AN INTERNATIONAL LANGUAGE

Passive

The passive was in some of the older schemes expressed by means of various prefixes, infixes or suffixes, but is in most schemes nowadays expressed in the same way as it is generally in Romanic languages and English, by means of the auxiliary `be' and the passive participle or participles. The existence of more than one passive participle in Esp-Ido creates some difficulties: what is exactly the difference between esas skribita and esis skribata, between esas skribota and esos skribata - in other words, should the time indication be added to the auxiliary or the main verb? There are here subtle shades of meaning which bewilder even clear-headed interlinguists. Further, does the combination esis skribita with its double indication of the past mean pluperfect, or can it be used as a translation of F a été écrit, because esis = `a été' and écrit generally = skribita (what has been written)? Couturat somewhere gives me esis konvinkita as a rendering of D ich bin überzeugt worden, but in another place writes "ta sistemo esis examenata e diskusata" with -ata, though it means practically the same tense.
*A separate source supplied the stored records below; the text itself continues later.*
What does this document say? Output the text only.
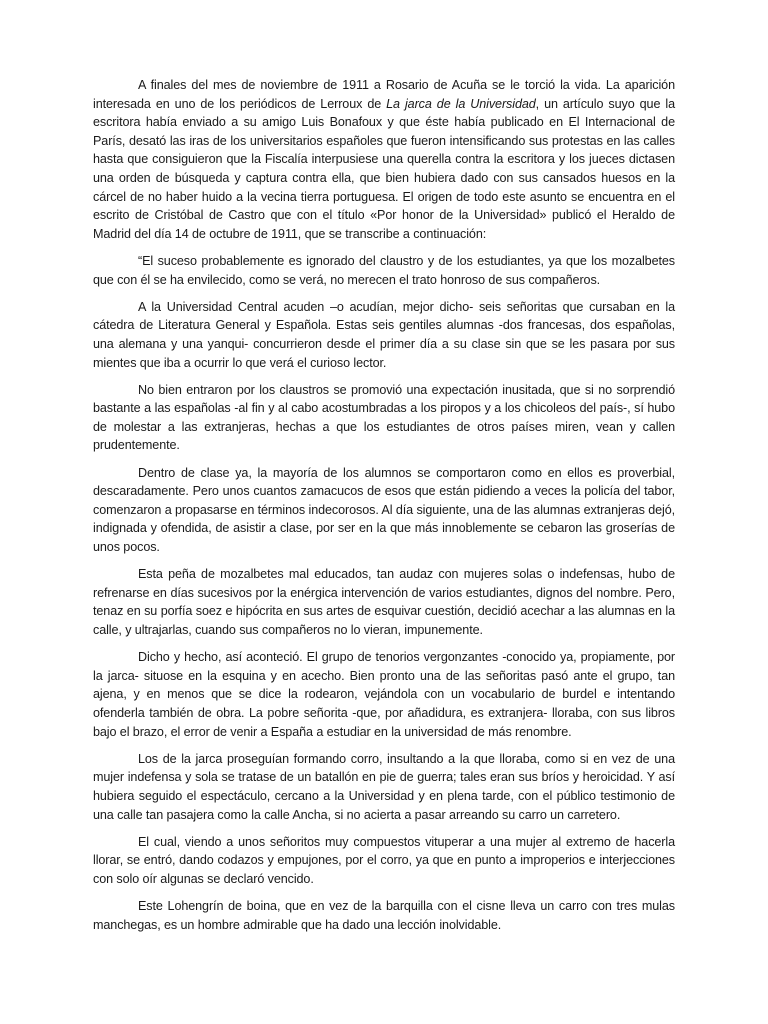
A finales del mes de noviembre de 1911 a Rosario de Acuña se le torció la vida. La aparición interesada en uno de los periódicos de Lerroux de La jarca de la Universidad, un artículo suyo que la escritora había enviado a su amigo Luis Bonafoux y que éste había publicado en El Internacional de París, desató las iras de los universitarios españoles que fueron intensificando sus protestas en las calles hasta que consiguieron que la Fiscalía interpusiese una querella contra la escritora y los jueces dictasen una orden de búsqueda y captura contra ella, que bien hubiera dado con sus cansados huesos en la cárcel de no haber huido a la vecina tierra portuguesa. El origen de todo este asunto se encuentra en el escrito de Cristóbal de Castro que con el título «Por honor de la Universidad» publicó el Heraldo de Madrid del día 14 de octubre de 1911, que se transcribe a continuación:

“El suceso probablemente es ignorado del claustro y de los estudiantes, ya que los mozalbetes que con él se ha envilecido, como se verá, no merecen el trato honroso de sus compañeros.

A la Universidad Central acuden –o acudían, mejor dicho- seis señoritas que cursaban en la cátedra de Literatura General y Española. Estas seis gentiles alumnas -dos francesas, dos españolas, una alemana y una yanqui- concurrieron desde el primer día a su clase sin que se les pasara por sus mientes que iba a ocurrir lo que verá el curioso lector.

No bien entraron por los claustros se promovió una expectación inusitada, que si no sorprendió bastante a las españolas -al fin y al cabo acostumbradas a los piropos y a los chicoleos del país-, sí hubo de molestar a las extranjeras, hechas a que los estudiantes de otros países miren, vean y callen prudentemente.

Dentro de clase ya, la mayoría de los alumnos se comportaron como en ellos es proverbial, descaradamente. Pero unos cuantos zamacucos de esos que están pidiendo a veces la policía del tabor, comenzaron a propasarse en términos indecorosos. Al día siguiente, una de las alumnas extranjeras dejó, indignada y ofendida, de asistir a clase, por ser en la que más innoblemente se cebaron las groserías de unos pocos.

Esta peña de mozalbetes mal educados, tan audaz con mujeres solas o indefensas, hubo de refrenarse en días sucesivos por la enérgica intervención de varios estudiantes, dignos del nombre. Pero, tenaz en su porfía soez e hipócrita en sus artes de esquivar cuestión, decidió acechar a las alumnas en la calle, y ultrajarlas, cuando sus compañeros no lo vieran, impunemente.

Dicho y hecho, así aconteció. El grupo de tenorios vergonzantes -conocido ya, propiamente, por la jarca- situose en la esquina y en acecho. Bien pronto una de las señoritas pasó ante el grupo, tan ajena, y en menos que se dice la rodearon, vejándola con un vocabulario de burdel e intentando ofenderla también de obra. La pobre señorita -que, por añadidura, es extranjera- lloraba, con sus libros bajo el brazo, el error de venir a España a estudiar en la universidad de más renombre.

Los de la jarca proseguían formando corro, insultando a la que lloraba, como si en vez de una mujer indefensa y sola se tratase de un batallón en pie de guerra; tales eran sus bríos y heroicidad. Y así hubiera seguido el espectáculo, cercano a la Universidad y en plena tarde, con el público testimonio de una calle tan pasajera como la calle Ancha, si no acierta a pasar arreando su carro un carretero.

El cual, viendo a unos señoritos muy compuestos vituperar a una mujer al extremo de hacerla llorar, se entró, dando codazos y empujones, por el corro, ya que en punto a improperios e interjecciones con solo oír algunas se declaró vencido.

Este Lohengrín de boina, que en vez de la barquilla con el cisne lleva un carro con tres mulas manchegas, es un hombre admirable que ha dado una lección inolvidable.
All these systems are deficient, because they do no recognize the important distinction between a passive of becoming and a passive of being; the auxiliary which according to its original meaning applies only to the latter, is used also for the former, which indcates a change of state, while the passive of being denotes the state itself. (Cp. my Philos. of Grammar, pp. 272 ff. and Modern English Grammar, vol. iii, chs. xvii and xviii, especially p.389.) The languages mentioned above have the same usage, but there is in some of them a tendency to use a different auxiliary for the passive of becoming, E get (or become), I vengo. The distinction is carried through in D ich werde überzeugt and ich bin überzeugt, Dan jeg bliver (blir) overbeviist and jeg er overbeviist.

From the Scandinavian languages N takes the auxiliary bli (preterit blid for the passive of becoming, and combines it with the stem-form of the verb; the passive of being is naturally expressed by es and the passive participle.

We shall now proceed to examples which will show the importance of the distinction.
Li porte non es klosat nun; lum bli klosa chaki vespre e sal anke bli klosa dis vespre the door is not shut now; it is closed every evening and will also be shut this evening. Me bli nultem konvikte per lon argumentes I am never (I never get) convinced by his arguments. Me es konviket ke lo es mentiere I am convinced that he is a liar. La es sepultet in Croydon; ob lan marito sal bli sepulte anke dar? She is (lies) buried at C.; is her husband also to be buried there? Lon libres blid venda in grandi nombre His books were sold in great numbers. Ti libre es vendat = ha bli venda. Tum kel non bli fa disdi, morge non es fat (morge non sal es fat): was heute nicht getan wird, ist morgen nicht getan. Li spenses kel non es pagat (kel non ha bli paga) sal bli paga in novembre.

With "non-conclusive" verbs (verbs which denote an activity that is not begun in order to be finished) the distinction is unimportant and we may say that bli ama = es amat, similarly with verbs like hate, praise, blame, admire, see, hear.

The participle in -t has up til now been called the passive participle, and that is its principal use. But there are cases in which it may be used as an active participle of the past (perfect), thus corresponding to Esp -inta. This may be justified by a reference to those verbs that are used both transitively and intransitively: chanjat, komensat, finat may mean both `that has been changed, begun, ended' and in analogy with these we may use morit = `dead' (that has died), li falat arbre the fallen tree, li pasat tempe (li pasatum) the past. But the cases where such forms are needed are not numerous. (D der gewesene soldat = ex-soldato.)